Sadece insanın değil pek çok varlığın evrensel yazgısı, “aramak”. İnsan, huzuru, sağlığı, başarıyı, zenginliği, şöhreti ve daha nice şeyleri arar. Karınca da arı da bir arayış içerisinde. Lakin, varlıklar aleminde en meşakkatli ve değerli olan muhakkak ki insanın arayışıdır. Çünkü o pek çok çeldirici arasında doğru olanı aramak ve hakikati bulmakla sorumlu tutulmuştur. Çünkü ona diğer hiçbir varlığa verilmeyen irade gücü ve seçme hürriyeti armağan edilmiştir.

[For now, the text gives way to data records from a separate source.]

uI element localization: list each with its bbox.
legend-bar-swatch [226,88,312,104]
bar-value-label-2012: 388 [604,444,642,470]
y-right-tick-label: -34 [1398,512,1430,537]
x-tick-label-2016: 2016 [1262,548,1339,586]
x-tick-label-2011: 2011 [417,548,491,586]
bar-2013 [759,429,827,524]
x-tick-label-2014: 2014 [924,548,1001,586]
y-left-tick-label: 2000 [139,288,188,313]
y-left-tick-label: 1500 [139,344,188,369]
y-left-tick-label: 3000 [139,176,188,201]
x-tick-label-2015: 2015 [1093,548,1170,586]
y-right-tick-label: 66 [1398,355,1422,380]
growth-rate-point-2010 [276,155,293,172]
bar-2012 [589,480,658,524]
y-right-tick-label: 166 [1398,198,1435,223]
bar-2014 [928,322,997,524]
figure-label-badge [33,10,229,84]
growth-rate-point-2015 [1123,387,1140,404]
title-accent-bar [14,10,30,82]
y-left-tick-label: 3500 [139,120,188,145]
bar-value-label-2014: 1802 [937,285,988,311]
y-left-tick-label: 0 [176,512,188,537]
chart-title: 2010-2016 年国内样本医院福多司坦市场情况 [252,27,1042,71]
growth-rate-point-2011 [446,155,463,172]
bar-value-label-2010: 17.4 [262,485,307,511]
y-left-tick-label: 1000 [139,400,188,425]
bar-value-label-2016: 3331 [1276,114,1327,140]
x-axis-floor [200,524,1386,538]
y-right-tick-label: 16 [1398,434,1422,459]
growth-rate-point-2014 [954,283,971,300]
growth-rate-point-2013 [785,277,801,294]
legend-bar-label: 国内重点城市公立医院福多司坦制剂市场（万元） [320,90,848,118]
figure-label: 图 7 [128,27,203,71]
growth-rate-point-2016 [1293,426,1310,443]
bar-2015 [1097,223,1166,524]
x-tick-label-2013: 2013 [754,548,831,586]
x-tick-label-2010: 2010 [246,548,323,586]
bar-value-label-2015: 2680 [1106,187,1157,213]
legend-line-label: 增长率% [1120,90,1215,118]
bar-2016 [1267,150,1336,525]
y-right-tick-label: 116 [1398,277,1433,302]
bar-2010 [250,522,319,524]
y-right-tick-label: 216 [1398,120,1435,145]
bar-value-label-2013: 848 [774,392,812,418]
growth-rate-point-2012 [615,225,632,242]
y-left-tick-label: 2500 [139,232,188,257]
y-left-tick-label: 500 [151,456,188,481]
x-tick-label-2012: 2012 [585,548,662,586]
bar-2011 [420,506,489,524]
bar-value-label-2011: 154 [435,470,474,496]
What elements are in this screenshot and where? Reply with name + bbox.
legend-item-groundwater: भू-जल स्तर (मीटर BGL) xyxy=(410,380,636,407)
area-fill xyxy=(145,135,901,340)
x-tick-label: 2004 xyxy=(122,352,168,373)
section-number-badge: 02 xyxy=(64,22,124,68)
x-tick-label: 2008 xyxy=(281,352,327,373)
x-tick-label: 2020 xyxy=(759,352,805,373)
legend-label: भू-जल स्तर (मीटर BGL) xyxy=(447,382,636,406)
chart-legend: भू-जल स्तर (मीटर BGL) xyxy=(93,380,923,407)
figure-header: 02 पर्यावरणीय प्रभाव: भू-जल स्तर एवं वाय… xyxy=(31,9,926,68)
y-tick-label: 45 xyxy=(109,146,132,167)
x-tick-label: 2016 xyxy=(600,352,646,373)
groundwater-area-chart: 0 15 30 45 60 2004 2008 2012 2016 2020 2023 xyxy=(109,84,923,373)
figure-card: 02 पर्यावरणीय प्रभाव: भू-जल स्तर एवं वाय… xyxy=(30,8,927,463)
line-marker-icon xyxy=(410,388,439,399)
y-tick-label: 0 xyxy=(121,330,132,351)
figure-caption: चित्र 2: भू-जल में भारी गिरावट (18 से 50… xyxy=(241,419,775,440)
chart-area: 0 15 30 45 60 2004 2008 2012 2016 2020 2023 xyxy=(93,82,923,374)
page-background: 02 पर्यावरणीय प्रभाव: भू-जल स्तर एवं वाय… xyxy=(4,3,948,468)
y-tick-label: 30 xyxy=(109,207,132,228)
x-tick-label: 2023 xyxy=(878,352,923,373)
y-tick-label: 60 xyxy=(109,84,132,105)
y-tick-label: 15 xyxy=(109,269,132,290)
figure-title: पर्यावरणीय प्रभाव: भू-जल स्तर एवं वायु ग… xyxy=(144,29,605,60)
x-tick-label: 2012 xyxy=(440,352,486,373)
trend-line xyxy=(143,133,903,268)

İnsanın arayışı bir yerde bitmiyor, nihayete ermiyor. Tam buldum ve artık her şey tastamam sandığımız anda anlıyoruz ki bazı şeyler hala eksik. Ve sonra tekrar yeni arayışlar başlıyor. Nihayeti olmayan bu arayış döngüsünde iki husus çok önemli. Zira bu iki şeye dikkat etmezse, insanın hüsrana uğraması kaçınılmaz olur. Birincisi doğru olanı aramak; ikincisi doğru yerde aramak.
Doğru olanı aramak, insanın bir ayrıcalığı olduğu gibi aynı zamanda sorumluluğudur. Çünkü insana fazilet ve mahcubiyet içeren şeyleri ayırt edebilmesi için akıl ve kalp verilmiştir. Zira Allah son kitabı Kuran-ı Kerim’de insana nasihat ederken; “Hiç akıl etmez misiniz?” “Hiç ibret almaz mısınız?” “Hiç ders çıkarmaz mısınız?” diye o kadar çok telkin de bulunur ki! Sahi, akıl etmemekte, ders çıkarmamakta ve ibret almamakta neden bu kadar direniyoruz?
İnsanın arayışındaki ikinci önemli husus ise aradığı şeyleri doğru yerde aramasıdır. Peki, doğru yer neresidir?
“Kendi dışımızda nereye koştuysak gurbette kaldık” der Merhum Nurettin Topçu. Evet, insan aradığı şeylerin çoğunu ancak kendi içinde bulabilir. Zira, özümüzden ve içimizden uzaklaştıkça daha mutsuz, daha umutsuz, daha yalnız ve doyumsuz bir varlığa dönüştük. Çünkü insanın biyolojik, ruhsal ve toplumsal boyut olmak üzere üç yönü vardır. Dolayısıyla insanın, salt bedensel ve hedonist bir tatminle, kendi dışında olan şeylerle arayışlarını nihayete erdirmesi ve aradığı saadeti bulması mümkün değildir.
İnsan bir inanma güdüsüyle, fıtrata uygun bir şahsiyet üzerine ve bir kültür içerisinde yaratılır. Yaşı ilerledikçe ve özerkleştikçe bu fıtri ve tabii özelliklerine uygun tercihlerde bulunup, yaşamını da bu zemin üzerine inşa ettiğinde kendisiyle ve toplumla uyumu güçlenir. Aksi durumlarda ise bu uyum bozulur hatta kaybolur.
İnsanın binlerce yıldır aradığı şey aslıdır. Yani ruhumuz gerçek sahibini; Halik’ını aramaktadır. İnsanın arayışının nihayete ermesi ve teskin olması ancak bu şekilde mümkün olacaktır. Mecnunu, Leyla’nın ardına düşüren şey de bundan başkası değildi. Rabbimiz Secde Suresi 9. Ayette; “Sonra ona düzgün bir şekil vermiş ve ruhundan ona üflemiş…” buyurmaktadır.
O vakit ara sıra da olsa dünyanın aldatıcı ışıklarıyla körelmiş gözlerimizi gönlümüze ve ruhumuza çevirelim. Dışımızdaki makine ve korna sesini biraz kısalım ve içimizdeki nağmelere kulak verelim. İçimize döndüğümüzde bize insan olduğumuzu, buraya ait olmadığımızı ve bir hesap günü olduğunu hatırlatacak bir kalp bulacağız. İçimize döndüğümüzde ışığını sonsuzluktan almış yıldızlarla dolu bir gökyüzü bulacağız.
Bunca zamandır sorularımızın cevabını dışımızda aradık, yorulduk ve sükût-u hayale uğradık. Şayet dönebileceğimiz bir içimiz kalmış ise ona dönelim ve suallerimizin cevabını bir de içimizde arayalım. Artık dışımızdaki bu gurbetten evimize yani içimize dönme vakti gelmedi mi?